# Probability of same last four digits of a telephone number

Yesterday I was talking to a girl and asked her for her phone number. Once she gave it to me we realized that we got exact same last four digits. Hence out of a 8 digit phone number the last 4 digits were same. She commented that maybe it’s a strong connection and then asked “What is the probability of that happening?”

Now, I haven’t done any maths (let alone probability) in a long time.

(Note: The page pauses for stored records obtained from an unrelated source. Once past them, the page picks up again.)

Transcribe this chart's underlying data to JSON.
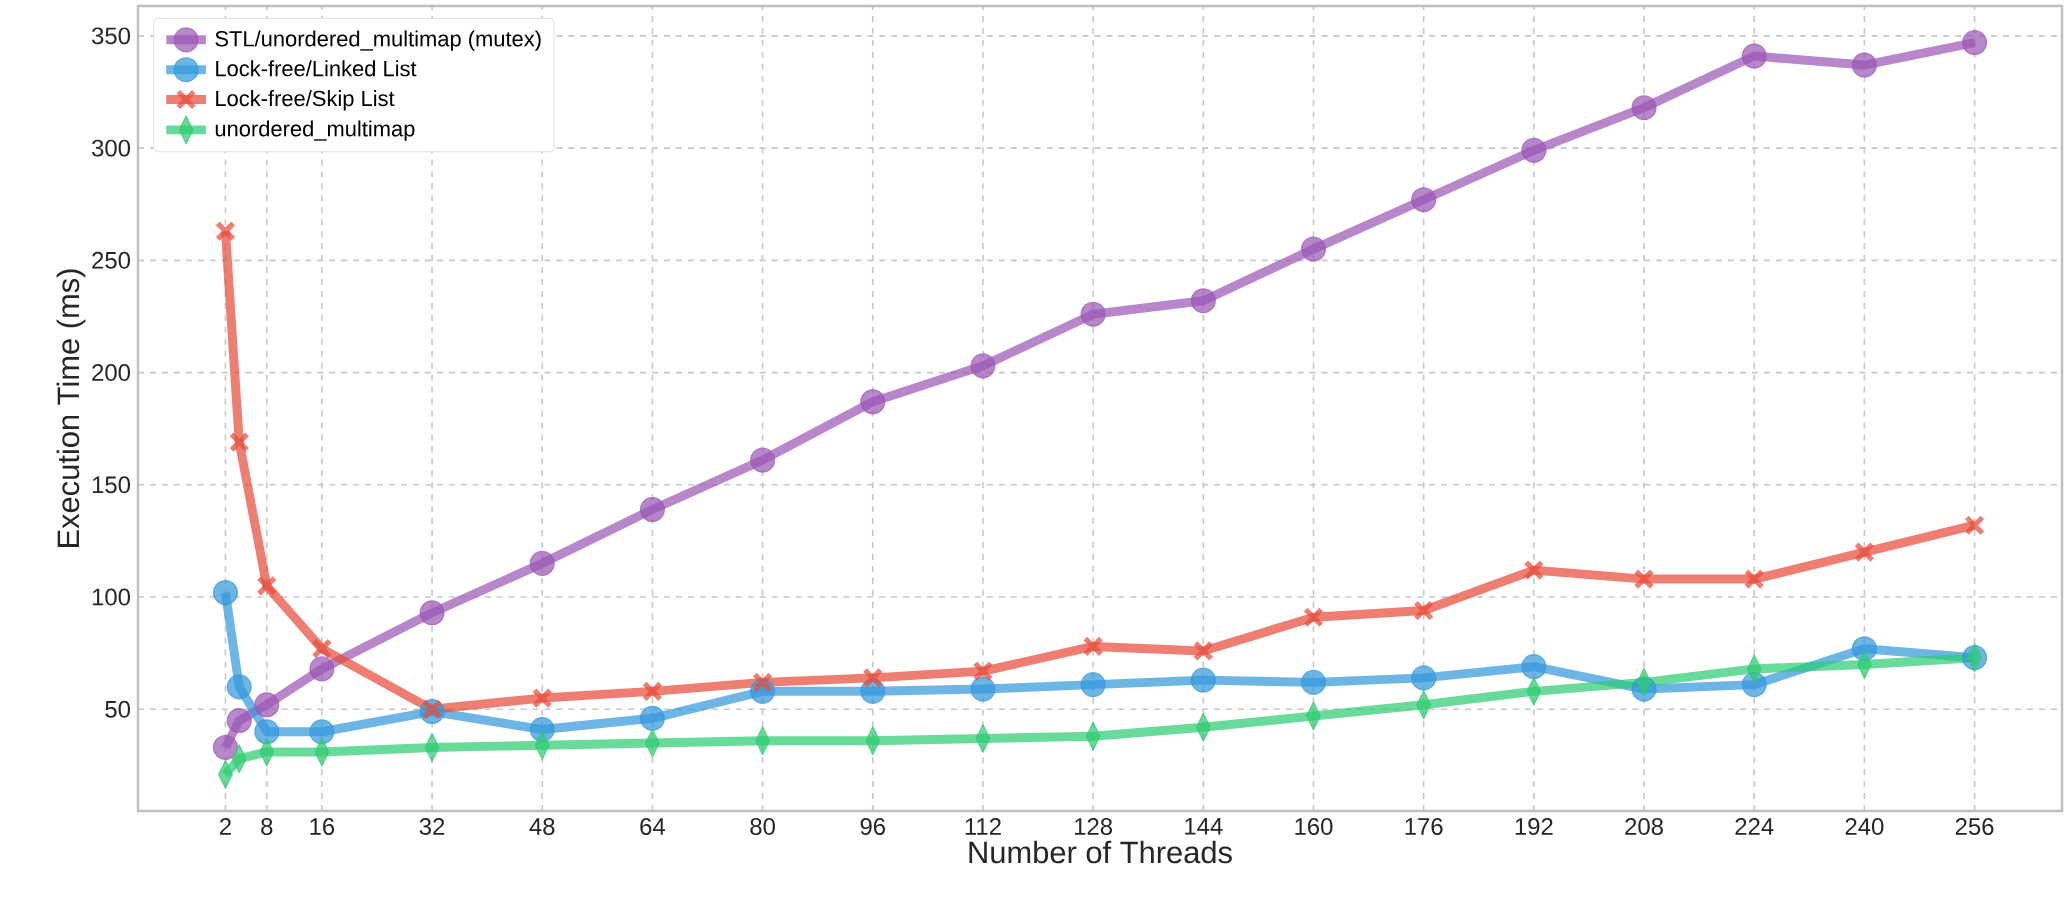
{
  "chart_data": {
    "type": "line",
    "xlabel": "Number of Threads",
    "ylabel": "Execution Time (ms)",
    "x": [
      2,
      4,
      8,
      16,
      32,
      48,
      64,
      80,
      96,
      112,
      128,
      144,
      160,
      176,
      192,
      208,
      224,
      240,
      256
    ],
    "series": [
      {
        "name": "STL/unordered_multimap (mutex)",
        "color": "#9b59b6",
        "marker": "circle",
        "values": [
          33,
          45,
          52,
          68,
          93,
          115,
          139,
          161,
          187,
          203,
          226,
          232,
          255,
          277,
          299,
          318,
          341,
          337,
          347
        ]
      },
      {
        "name": "Lock-free/Linked List",
        "color": "#3498db",
        "marker": "circle",
        "values": [
          102,
          60,
          40,
          40,
          49,
          41,
          46,
          58,
          58,
          59,
          61,
          63,
          62,
          64,
          69,
          59,
          61,
          77,
          73
        ]
      },
      {
        "name": "Lock-free/Skip List",
        "color": "#e74c3c",
        "marker": "cross",
        "values": [
          263,
          169,
          105,
          77,
          50,
          55,
          58,
          62,
          64,
          67,
          78,
          76,
          91,
          94,
          112,
          108,
          108,
          120,
          132
        ]
      },
      {
        "name": "unordered_multimap",
        "color": "#2ecc71",
        "marker": "diamond",
        "values": [
          21,
          28,
          31,
          31,
          33,
          34,
          35,
          36,
          36,
          37,
          38,
          42,
          47,
          52,
          58,
          62,
          68,
          70,
          73
        ]
      }
    ],
    "xlim": [
      -10.7,
      268.7
    ],
    "ylim": [
      4.7,
      363.3
    ],
    "xticks": [
      2,
      8,
      16,
      32,
      48,
      64,
      80,
      96,
      112,
      128,
      144,
      160,
      176,
      192,
      208,
      224,
      240,
      256
    ],
    "yticks": [
      50,
      100,
      150,
      200,
      250,
      300,
      350
    ],
    "grid": true,
    "legend": "top left",
    "line_style": "solid"
  }
}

Can someone help me understand?

I think its $$\frac{1}{10} \times \frac{1}{10} \times \frac{1}{10} \times \frac{1}{10}$$, as each of the last 4 digits are unique. This translates to a $$0.01\%$$ chance.

Is this correct?

• That probability assumes that all 8 digit phone numbers are accounted for in the sample space. If you could guarantee that all numbers, from 00000000 to 99999999 are in use, then yes, your probability would be .01% since your sample space would include 100,000,000 and the numbers of the form $abcdxxxx$ are 10,000. – Eleven-Eleven Apr 17 '14 at 1:50
• @Eleven-Eleven thanks :-) I get your explanation . maybe you should have this as an answer :) – rockstar Apr 17 '14 at 1:52

Imagine I met someone new, and after we exchanged phone numbers, we noticed that they had the same first four digits. Wow! There’s only a 0.01% chance of that. What if our phone numbers had ended in $5463$ and $3645$, respectively? Wow! Those are the reverse of each other. That’s a rare coincidence. What if they were $1087$ and $9812$, which differ by exactly $8888$? Wow! That’s amazing! Maybe the eight digits of my number add up to 37, and that’s what his digits add up to. Not quite as rare, but still unusual.